High-Throughput Switchgrass Phenotyping and Biomass Modeling by UAV

Front Plant Sci. 2020 Oct 20:11:574073. doi: 10.3389/fpls.2020.574073. eCollection 2020.

Abstract

Unmanned aerial vehicle (UAV) technology is an emerging powerful approach for high-throughput plant phenotyping field-grown crops. Switchgrass (Panicum virgatum L.) is a lignocellulosic bioenergy crop for which studies on yield, sustainability, and biofuel traits are performed. In this study, we exploited UAV-based imagery (LiDAR and multispectral approaches) to measure plant height, perimeter, and biomass yield in field-grown switchgrass in order to make predictions on bioenergy traits.
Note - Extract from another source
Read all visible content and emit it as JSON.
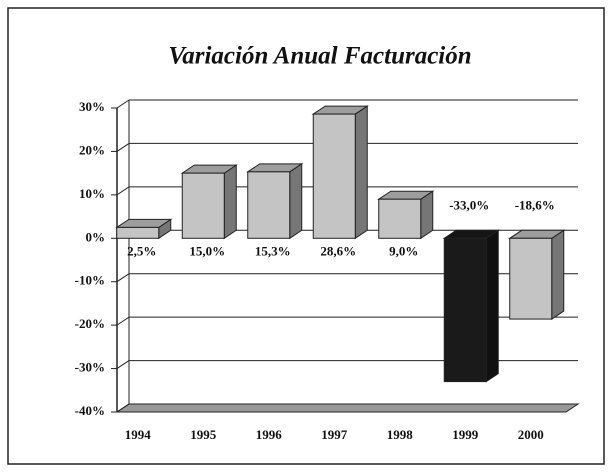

Manual ground truth measurements validated the automated UAV results. We found UAV-based plant height and perimeter measurements were highly correlated and consistent with the manual measurements (r = 0.93, p < 0.001). Furthermore, we found that phenotyping parameters can significantly improve the natural saturation of the spectral index of the optical image for detecting high-density plantings. Combining plant canopy height (CH) and canopy perimeter (CP) parameters with spectral index (SI), we developed a robust and standardized biomass yield model [biomass = (m × SI) × CP × CH] where the m is an SI-sensitive coefficient linearly varying with the plant phenological changing stage. The biomass yield estimates obtained from this model were strongly correlated with manual measurements (r = 0.90, p < 0.001). Taking together, our results provide insights into the capacity of UAV-based remote sensing for switchgrass high-throughput phenotyping in the field, which will be useful for breeding and cultivar development.

Keywords: LiDAR; Nitrogen; biomass; phenotype; spectral index.